September 26, 2019 - This semester, Elaine Les (NHS’20), a global health major from New Jersey, is in Tanzania for the Department of International Health’s senior-level 12-credit research practicum abroad, an experience through which she is researching road safety. Les says, “Our senior internships abroad . . . provide us with an unmatched opportunity to gain global research experience as undergraduates. And I think that's pretty awesome.”

Elaine Les (NHS'20) stands in front a building and a tree

Elaine Les (NHS’20)

Question: How did you discover Georgetown?

Les: This story is actually pretty funny, and I must admit a little bit embarrassing. While my mom was in medical school, my parents shared a lot of great memories in Washington, DC.  So throughout my childhood, they loved to take brother and me on long weekend trips to explore the city. When I was about 10-years-old, my parents brought us to Georgetown for dinner. I remember sitting in the back room of Clyde’s and ice cream. As we strolled down M street, I spotted Juicy Couture and dragged my family inside. After some browsing, my mom said, “Did you know there’s a college up the street? It’s an incredible school, and you’d have easy access to Juicy Couture.” I was sold. When it came time to seriously consider colleges and majors, I was fascinated by the global health program. My favorite subjects in school were always science and social studies, so it seemed like a perfect fit. Things really came full circle, and I could not be happier to have ended up here.

Question: What are you working on this semester in Tanzania?

Les: This semester in Tanzania I am really excited to be working on road safety. Specifically, I aim to determine the level of road safety knowledge and associated factors among commercial motorcycle drivers in Tanga, Tanzania. Commercial motorcycles called “boda bodas” are an exceedingly popular method of daily transportation in Tanzania and other East African countries, and they can be extremely dangerous. It is truly terrifying to see infants, children, or multiple passengers without helmets riding on commercial motorcycles as they weave in and out of traffic and groups of pedestrians. Ultimately, I hope that my study can help identify gaps in road safety knowledge and assist in the scaling up of commercial motorcycle driver training.   

Elaine Les (NHS'20) stands in front of the National Institute for Medical Research sign in Tanzania.

Elaine Les (NHS’20) at the National Institute for Medical Research in Tanzania

Question: How have you enjoyed Georgetown and the global health major?

I feel so lucky to be a part of the NHS and global health major. It’s awesome to be surrounded by such passionate students and faculty who share interests similar to mine. I find each of my professors to be very inspiring and think it’s so cool that I get to learn based on the experiences of the most accomplished in the field. Some of my favorite classes so far have been “Maternal and Child Health,” “Global Mental Health,” and “Epidemiology.” I’ve been fortunate enough to put the skills I’ve learned into practice and work on a qualitative study with Dr. Jennifer Z.H. Bouey about PrEP knowledge and HIV testing among vulnerable populations. Our senior internships abroad also provide us with an unmatched opportunity to gain global research experience as undergraduates. And I think that's pretty awesome.

Question: Tell us a little bit about your time at Georgetown, including your activities.

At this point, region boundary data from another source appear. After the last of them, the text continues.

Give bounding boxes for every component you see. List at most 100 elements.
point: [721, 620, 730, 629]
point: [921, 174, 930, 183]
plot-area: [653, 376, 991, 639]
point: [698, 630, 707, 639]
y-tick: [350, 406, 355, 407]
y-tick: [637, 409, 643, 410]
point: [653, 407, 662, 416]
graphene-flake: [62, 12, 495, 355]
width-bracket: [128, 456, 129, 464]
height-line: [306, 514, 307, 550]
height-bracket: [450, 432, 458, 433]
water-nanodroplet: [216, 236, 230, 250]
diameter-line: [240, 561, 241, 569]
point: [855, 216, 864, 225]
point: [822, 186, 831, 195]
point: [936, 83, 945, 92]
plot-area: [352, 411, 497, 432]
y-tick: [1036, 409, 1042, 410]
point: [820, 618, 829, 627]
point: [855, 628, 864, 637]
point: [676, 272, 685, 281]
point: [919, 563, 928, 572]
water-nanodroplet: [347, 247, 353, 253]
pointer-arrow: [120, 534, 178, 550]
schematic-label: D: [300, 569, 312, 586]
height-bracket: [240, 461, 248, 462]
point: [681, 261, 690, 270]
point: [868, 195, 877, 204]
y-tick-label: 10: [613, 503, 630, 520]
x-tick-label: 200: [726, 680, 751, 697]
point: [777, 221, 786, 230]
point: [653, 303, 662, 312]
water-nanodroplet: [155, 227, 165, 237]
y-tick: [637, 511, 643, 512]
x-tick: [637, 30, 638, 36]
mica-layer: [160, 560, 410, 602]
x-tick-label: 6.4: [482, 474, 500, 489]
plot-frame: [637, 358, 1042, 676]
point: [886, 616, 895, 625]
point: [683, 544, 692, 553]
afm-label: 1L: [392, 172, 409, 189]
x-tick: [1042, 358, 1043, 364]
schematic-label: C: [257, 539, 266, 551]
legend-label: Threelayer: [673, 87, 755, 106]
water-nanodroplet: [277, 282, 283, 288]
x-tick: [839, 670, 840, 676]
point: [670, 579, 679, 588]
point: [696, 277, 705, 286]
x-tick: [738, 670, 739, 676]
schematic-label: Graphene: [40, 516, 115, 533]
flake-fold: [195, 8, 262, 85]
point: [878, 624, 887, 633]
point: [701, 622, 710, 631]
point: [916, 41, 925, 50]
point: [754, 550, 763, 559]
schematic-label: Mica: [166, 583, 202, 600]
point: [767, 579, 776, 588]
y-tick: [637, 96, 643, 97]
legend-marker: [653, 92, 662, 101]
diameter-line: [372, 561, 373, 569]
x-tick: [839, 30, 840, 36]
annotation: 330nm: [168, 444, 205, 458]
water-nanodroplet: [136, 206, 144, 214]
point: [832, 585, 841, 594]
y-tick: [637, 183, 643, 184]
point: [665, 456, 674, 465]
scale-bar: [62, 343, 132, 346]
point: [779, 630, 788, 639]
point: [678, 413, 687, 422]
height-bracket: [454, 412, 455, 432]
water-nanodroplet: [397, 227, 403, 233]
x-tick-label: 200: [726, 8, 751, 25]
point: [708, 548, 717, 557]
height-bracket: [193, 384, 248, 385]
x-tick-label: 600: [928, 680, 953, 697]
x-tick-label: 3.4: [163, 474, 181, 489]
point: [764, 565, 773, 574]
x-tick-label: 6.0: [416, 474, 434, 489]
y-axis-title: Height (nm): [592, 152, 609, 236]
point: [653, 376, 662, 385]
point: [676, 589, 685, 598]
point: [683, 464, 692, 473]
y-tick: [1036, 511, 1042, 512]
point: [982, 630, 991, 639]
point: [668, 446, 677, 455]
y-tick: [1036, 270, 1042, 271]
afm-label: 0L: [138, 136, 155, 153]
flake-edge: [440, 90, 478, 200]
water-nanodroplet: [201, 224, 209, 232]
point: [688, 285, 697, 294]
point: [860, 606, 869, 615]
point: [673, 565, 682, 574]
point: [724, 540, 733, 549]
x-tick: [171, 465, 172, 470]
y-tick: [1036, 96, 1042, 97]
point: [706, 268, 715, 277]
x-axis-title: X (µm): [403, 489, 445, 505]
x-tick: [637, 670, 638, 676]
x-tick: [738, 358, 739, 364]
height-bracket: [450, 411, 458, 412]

Les: I’ve really enjoyed being a part of the NHS Academic Council for the past three years. I love planning events, so it has been exciting to be behind the scenes of NHS favorites such as Fall Ball, the fall and spring BBQ, and Senior Wine and Cheese. During my freshman and sophomore year, I served as Hall Council president for Harbin Hall and Henle Village and had a lot of fun getting to know my fellow Hoyas through different residence hall programs and events. I also work as an intramural referee for Yates Field House and have a blast playing intramural sports.  

Question: What are you thinking about after Georgetown?

Les: During my time at Georgetown, I’ve cultivated a lot of different interests, so I’ve thought about a lot of different plans for after graduation. I do know that I would like to continue my education, so right now I’m wrestling with the decision of heading right to graduate school or first gaining some professional experience in the field. Fields I’ve been considering include public health, education, and research. I also really enjoyed my internship this past summer at a DC-based non-profit that works to prevent childhood injury, so I definitely could see myself pursuing opportunities in that realm as well.